Am Mittwoch der Karwoche war ich eingeladen zu einer Podiumsdiskussion in der Deutschen Botschaft in Paris. Das Thema: die Bioethik als Aufgabe des Sozialstaates, speziell der Schutz des endenden und oft langsam verlöschenden menschlichen Lebens. Der Termin war gut gewählt: nach der Abstimmung in Nationalversammlung und Senat über die Einfügung der Freiheit zur Abtreibung in die französische Verfassung, vor der Abstimmung in den Kammern über eine liberale Fassung des derzeit geltenden Gesetzes zur Sterbehilfe und zum assistierten Suizid.

Die Entwicklung in Frankreich ist ähnlich wie bei uns in Deutschland oder auch in Belgien und den Niederlanden: Eine Mehrheit in der Bevölkerung und in den Parlamenten stark säkularisierter Sozialstaaten strebt eine Liberalisierung des Lebensschutzes an. Am Anfang des menschlichen Lebens soll allein das Selbstbestimmungsrecht der Frau entscheidend sein für ein mögliches Überleben des ungeborenen Kindes; am Ende des menschlichen Lebens allein das Selbstbestimmungsrecht des schwer erkrankten oder schlicht lebensmüden Menschen für die Erlaubnis zu assistiertem Suizid.

Die entscheidende Rolle der Würde

Aus katholischer Sicht spielt für beide Konfliktsituationen jeweils der Begriff der unveräußerlichen Menschenwürde – theologisch: die Gottebenbildlichkeit – die entscheidende Rolle.

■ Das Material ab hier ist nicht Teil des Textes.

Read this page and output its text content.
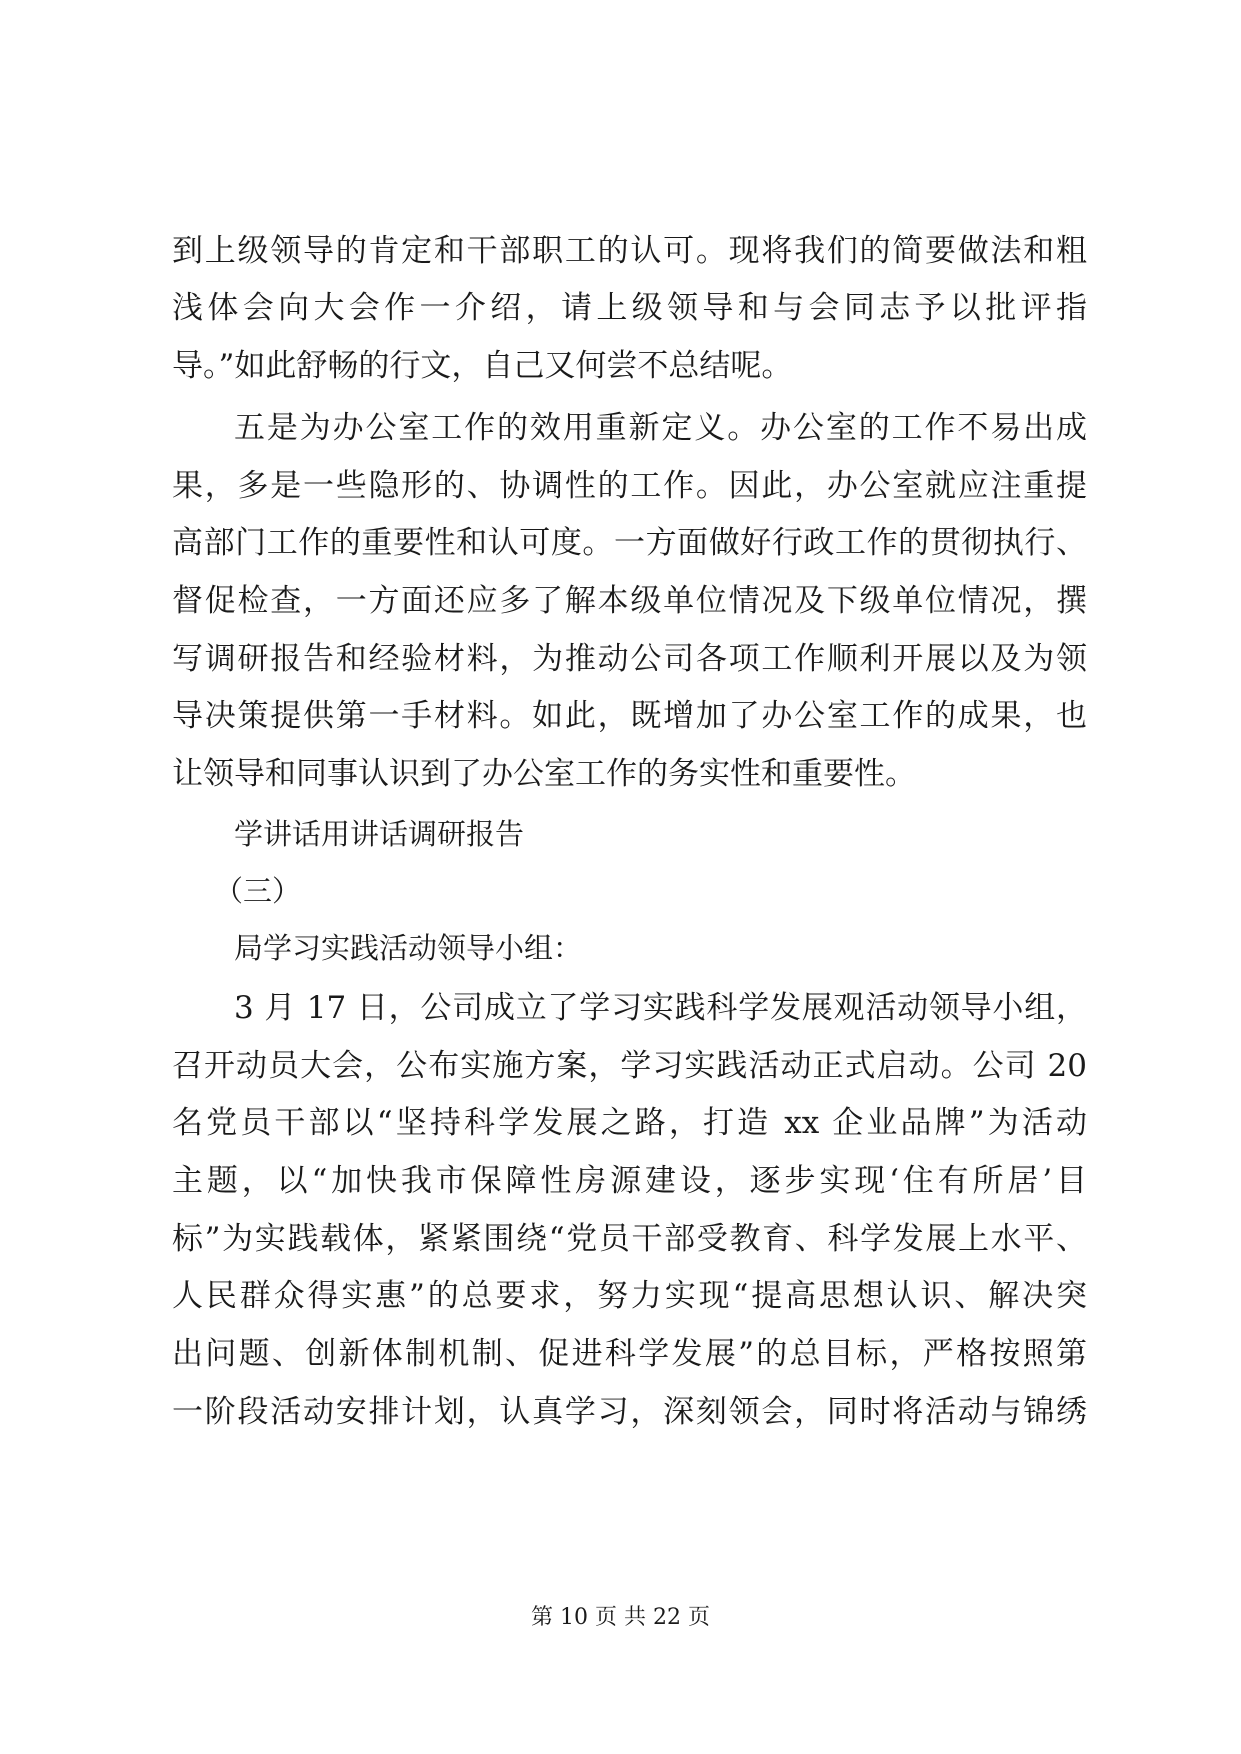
到上级领导的肯定和干部职工的认可。现将我们的简要做法和粗
浅体会向大会作一介绍，请上级领导和与会同志予以批评指
导。”如此舒畅的行文，自己又何尝不总结呢。
五是为办公室工作的效用重新定义。办公室的工作不易出成
果，多是一些隐形的、协调性的工作。因此，办公室就应注重提
高部门工作的重要性和认可度。一方面做好行政工作的贯彻执行、
督促检查，一方面还应多了解本级单位情况及下级单位情况，撰
写调研报告和经验材料，为推动公司各项工作顺利开展以及为领
导决策提供第一手材料。如此，既增加了办公室工作的成果，也
让领导和同事认识到了办公室工作的务实性和重要性。
学讲话用讲话调研报告
（三）
局学习实践活动领导小组：
3 月 17 日，公司成立了学习实践科学发展观活动领导小组，
召开动员大会，公布实施方案，学习实践活动正式启动。公司 20
名党员干部以“坚持科学发展之路，打造 xx 企业品牌”为活动
主题，以“加快我市保障性房源建设，逐步实现‘住有所居’目
标”为实践载体，紧紧围绕“党员干部受教育、科学发展上水平、
人民群众得实惠”的总要求，努力实现“提高思想认识、解决突
出问题、创新体制机制、促进科学发展”的总目标，严格按照第
一阶段活动安排计划，认真学习，深刻领会，同时将活动与锦绣
第 10 页 共 22 页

Dabei aber ist der Fall des gewollten Suizids verzwickter als der Fall der gewollten Abtreibung. Denn bei der Abtreibung handelt es sich ohne Zweifel und auch medizinisch erweisbar um menschliches eigenständiges Leben mit Schmerzempfinden, das wir in guter europäischer Tradition als Person bezeichnen und unbedingt zu schützen haben. Am Ende des Lebens oder in schwerer Krankheit aber scheint nur der Wille des Patienten ausschlaggebend zu sein. Stimmt das wirklich?

In der Podiumsdiskussion fiel mir auf, dass häufig die Solidarität als Aufgabe der Sozialgesetzgebung, auch im Fall des Suizids, betont wurde: Die Gesellschaft und der Sozialstaat müssten Solidarität mit dem schwer erkrankten Menschen und seinem Willen zeigen. Kann das wirklich das letzte Wort eines ansonsten hilflosen, weil säkularen Sozialstaates sein? Solidarität um jeden Preis und auf jeden Fall, ohne ein besseres Ziel als die Auslöschung des Lebens? Hat Solidarität nach alter Tradition nicht immer das Ziel, Staat und Gesellschaft und Familie so solide zu bauen, dass das Ziel und die Vollendung des Lebens erreicht werden kann?

Hilfe statt Tod anbieten

Und wäre es nicht höchste Solidarität auch eines säkularen Staates, Gesetze so zu machen, dass er dem verzweifelten Menschen hülfe mit der liebevollen Entgegnung auf den Zweifel, mit dem Hinweis auf die unbedingte Notwendigkeit jeder menschlichen Person in Staat und Gesellschaft, statt scheinbar solidarisch einzustimmen in dessen Verzweiflung und Lebensmüdigkeit?

Was wäre wohl gewesen, wenn sich der barmherzige Samariter einfach solidarisch neben den Verletzten im Straßengraben gelegt hätte, statt ihn mühsam auf den Esel und ins Wirtshaus der menschlichen Wiederherstellung zu bringen? Säkulare Solidarität ohne Aussicht auf ein Ziel jenseits zeitlicher Lebensqualität, so scheint mir, ist allzu schnell am Ende – und ohne mögliche Vollendung!